I remember the DVD boom of the late nineties to mid aughts. I was in college. I was at Best Buy probably every weekend like a kid in a candy store. So many studios were releasing their catalogues to DVD and, for ten bucks a pop, I could buy movies that I hadn’t been able to rent since my childhood. Remember, this is the era of early internet, no streaming and peak Blockbuster Video where most of their stock was two-hundred copies of the same three new releases. If it was a movie older than fifteen years and wasn’t a “classic”, good luck finding it. I remember one particularly fruitful night where I walked out of Best Buy with Big Trouble in Little China (1986), Critters (1986), The Goonies (1985), Killer Klowns from Outer Space (1988), Fright Night (1985), Revenge of the Nerds (1984) and The Lost Boys (1987). I used scholarship money and had to eat nothing but ramen for three weeks to stay in budget but you didn’t hear me complain. Noodles and movies is a happy Double K.

Anywho, the movie I could never find was Monster Squad. And it drove me nuts. How was I finding every other piece of my childhood and not this one? Internet was emerging from infancy and it was something I googled constantly. Where is our goddamn Monster Squad DVD? What the documentary reveals is that this fan demand was solely responsible for one, getting a 2-Disc special edition DVD release of the film in 2007, and two, revealing to the actors and other filmmakers that this film is incredibly loved and has been ever since it was released. 

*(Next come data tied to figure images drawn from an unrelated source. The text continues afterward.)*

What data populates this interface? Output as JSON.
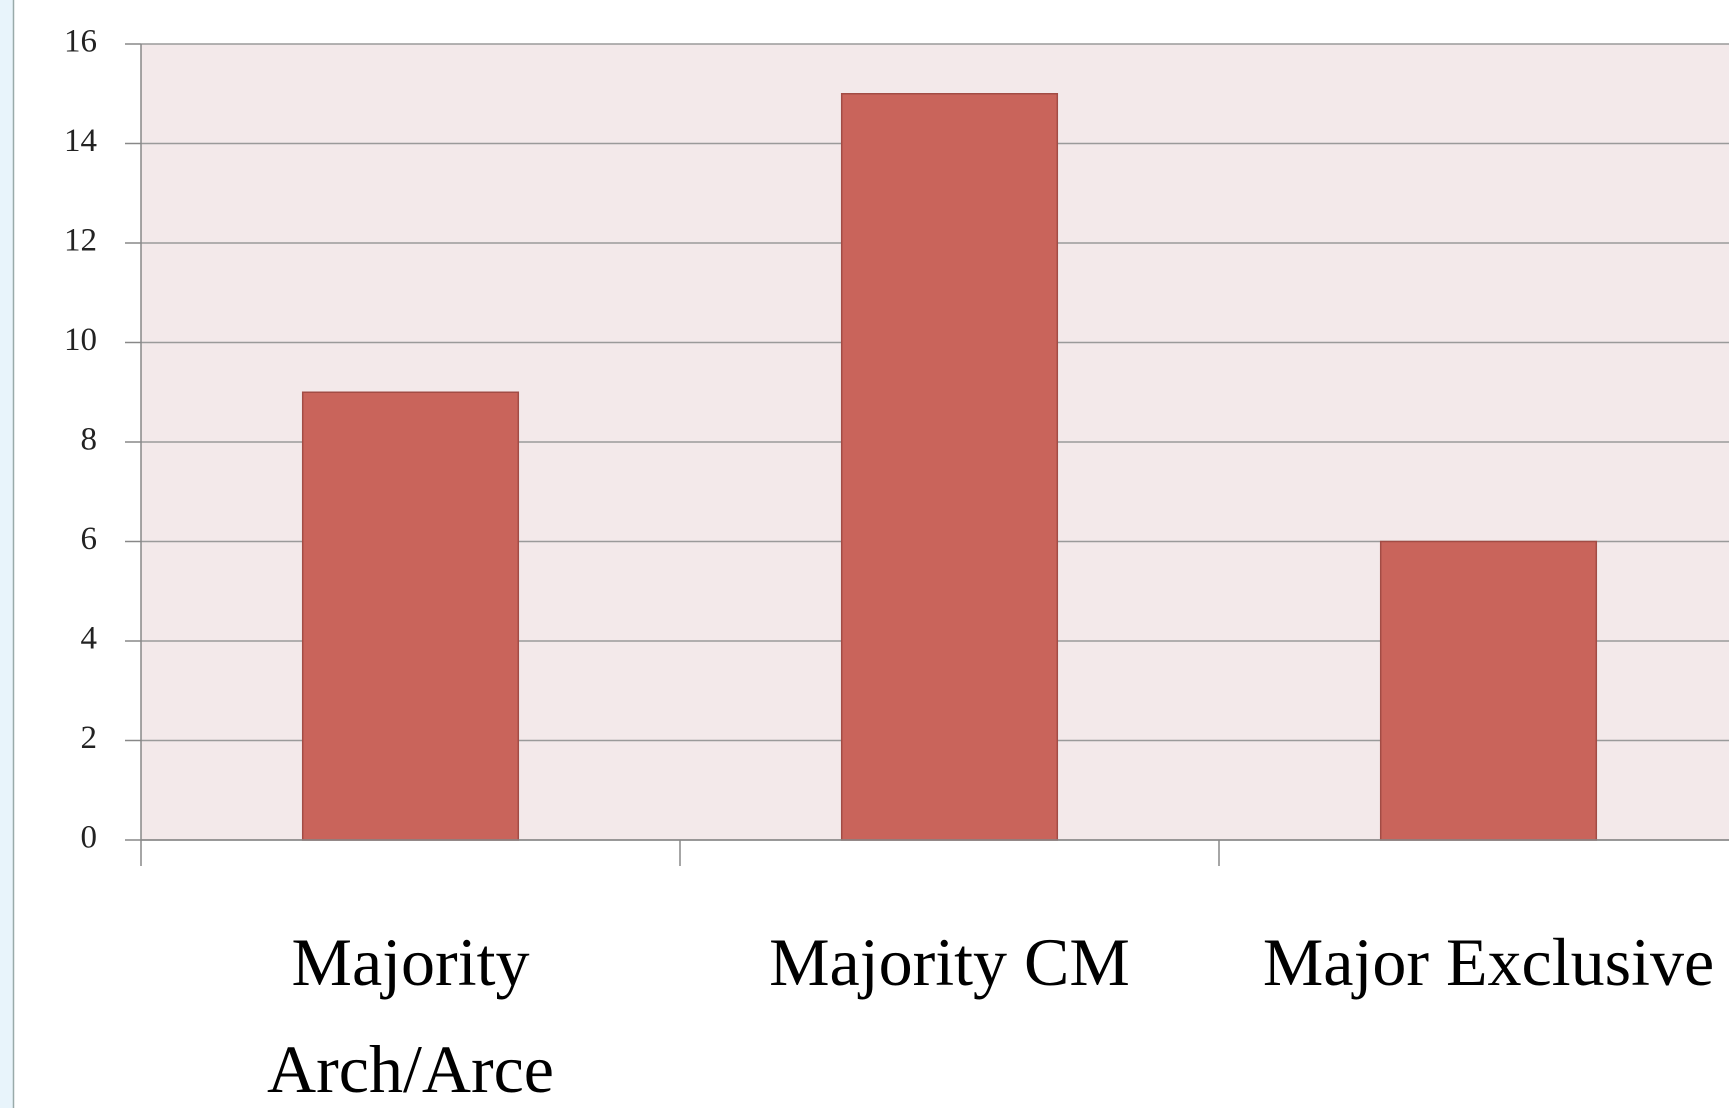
{
  "chart_data": {
    "type": "bar",
    "categories": [
      "Majority Arch/Arce",
      "Majority CM",
      "Major Exclusive"
    ],
    "values": [
      9,
      15,
      6
    ],
    "color": "#c9645b",
    "ylim": [
      0,
      16
    ],
    "yticks": [
      0,
      2,
      4,
      6,
      8,
      10,
      12,
      14,
      16
    ],
    "grid": true
  }
}
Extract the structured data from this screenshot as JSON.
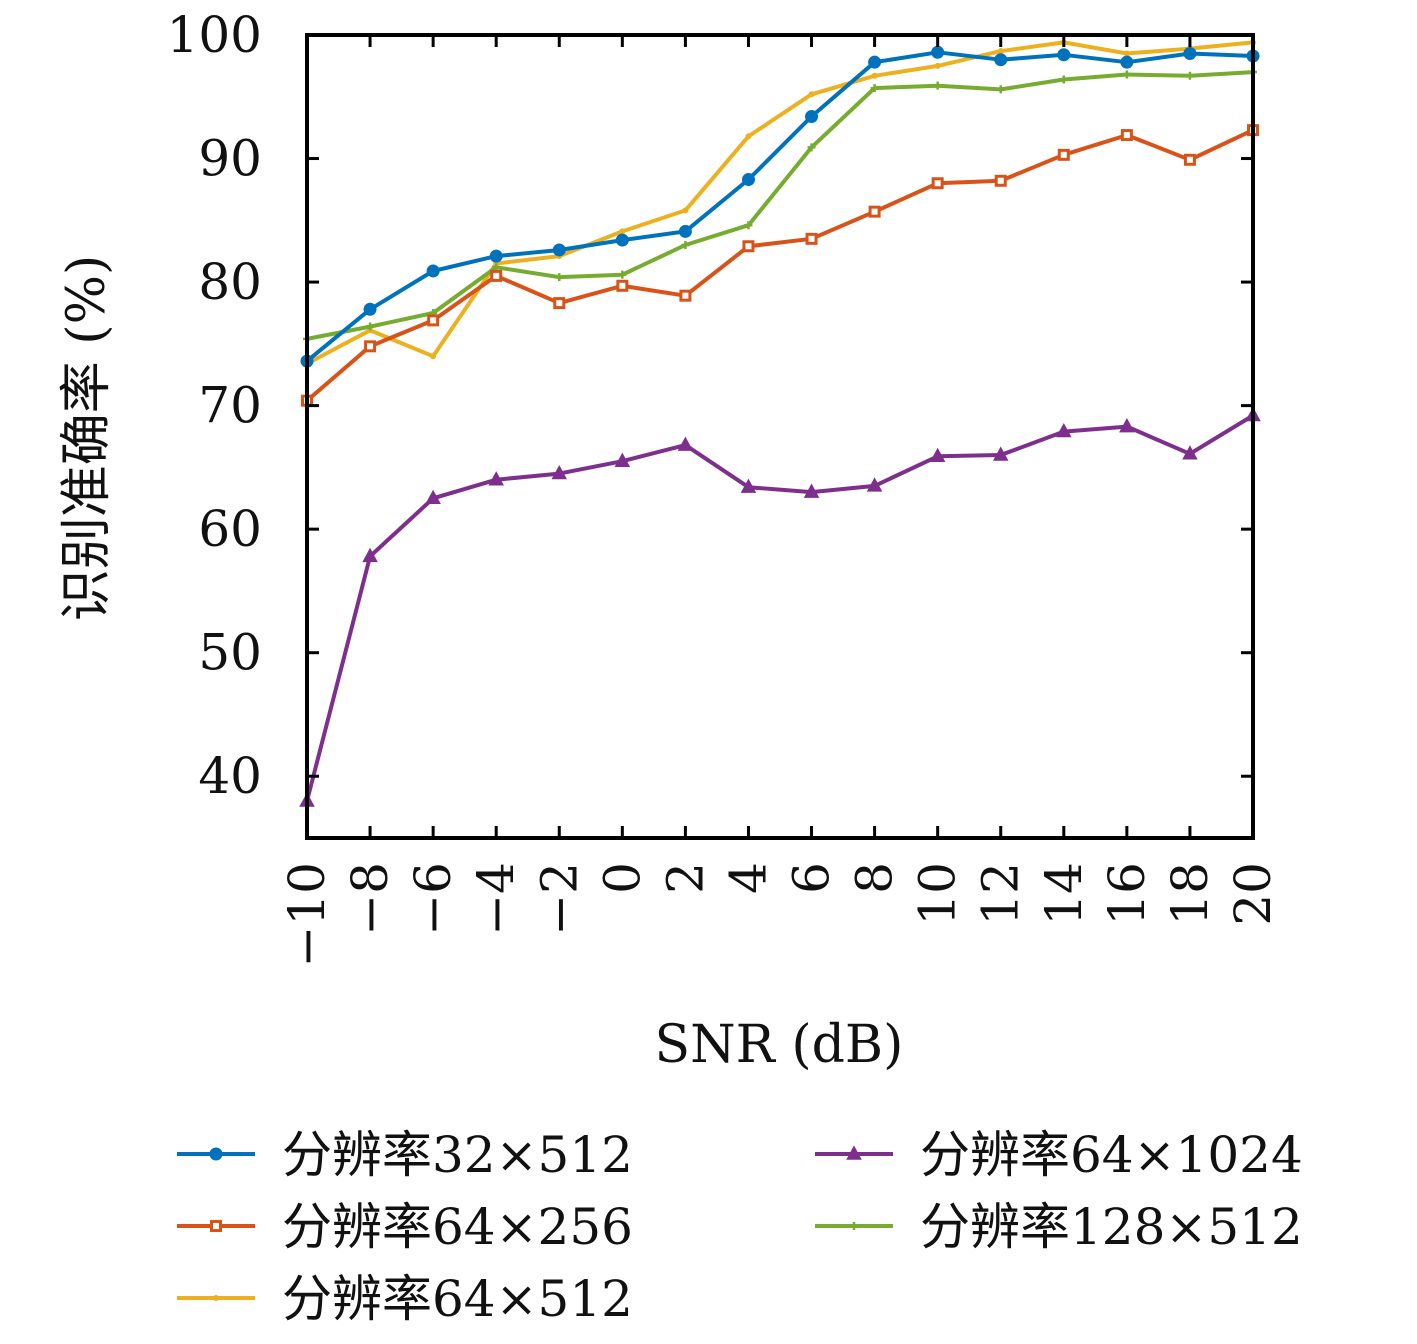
{
  "chart_data": {
    "type": "line",
    "xlabel": "SNR (dB)",
    "ylabel": "识别准确率 (%)",
    "x": [
      -10,
      -8,
      -6,
      -4,
      -2,
      0,
      2,
      4,
      6,
      8,
      10,
      12,
      14,
      16,
      18,
      20
    ],
    "x_tick_labels": [
      "−10",
      "−8",
      "−6",
      "−4",
      "−2",
      "0",
      "2",
      "4",
      "6",
      "8",
      "10",
      "12",
      "14",
      "16",
      "18",
      "20"
    ],
    "xlim": [
      -10,
      20
    ],
    "ylim": [
      35,
      100
    ],
    "y_ticks": [
      40,
      50,
      60,
      70,
      80,
      90,
      100
    ],
    "y_tick_labels": [
      "40",
      "50",
      "60",
      "70",
      "80",
      "90",
      "100"
    ],
    "grid": false,
    "legend_position": "bottom",
    "series": [
      {
        "name": "分辨率32×512",
        "color": "#0072BD",
        "marker": "circle",
        "values": [
          73.6,
          77.8,
          80.9,
          82.1,
          82.6,
          83.4,
          84.1,
          88.3,
          93.4,
          97.8,
          98.6,
          98.0,
          98.4,
          97.8,
          98.5,
          98.3
        ]
      },
      {
        "name": "分辨率64×256",
        "color": "#D95319",
        "marker": "square",
        "values": [
          70.4,
          74.8,
          76.9,
          80.5,
          78.3,
          79.7,
          78.9,
          82.9,
          83.5,
          85.7,
          88.0,
          88.2,
          90.3,
          91.9,
          89.9,
          92.3
        ]
      },
      {
        "name": "分辨率64×512",
        "color": "#EDB120",
        "marker": "point",
        "values": [
          73.4,
          76.1,
          74.0,
          81.5,
          82.1,
          84.1,
          85.8,
          91.8,
          95.2,
          96.7,
          97.5,
          98.7,
          99.4,
          98.5,
          98.9,
          99.4
        ]
      },
      {
        "name": "分辨率64×1024",
        "color": "#7E2F8E",
        "marker": "triangle",
        "values": [
          38.0,
          57.8,
          62.5,
          64.0,
          64.5,
          65.5,
          66.8,
          63.4,
          63.0,
          63.5,
          65.9,
          66.0,
          67.9,
          68.3,
          66.1,
          69.2
        ]
      },
      {
        "name": "分辨率128×512",
        "color": "#77AC30",
        "marker": "plus",
        "values": [
          75.4,
          76.4,
          77.5,
          81.2,
          80.4,
          80.6,
          83.0,
          84.6,
          90.9,
          95.7,
          95.9,
          95.6,
          96.4,
          96.8,
          96.7,
          97.0
        ]
      }
    ]
  }
}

Gower documents countless meetings with fans, Alamo Drafthouse screening and there’s even a few celebrity talking heads gushing about their love for the movie, including Seth Green. The documentary has an overall format similar to Best Worst Movie (2009), another documentary where the lead actor, twenty years later, revisits the cast and time of a cult classic, Troll 2 (1990) but unlike Best Worst Movie which I found to, at times, be horribly awkward and sad, Wolfman’s Got Nards is an uplifting and sweet thank you letter to fans like me, who loudly demanded the internet gods do our bidding and put this piece of happiness back in the world.

Find Wolfman’s Got Nards today on BluRay and on demand.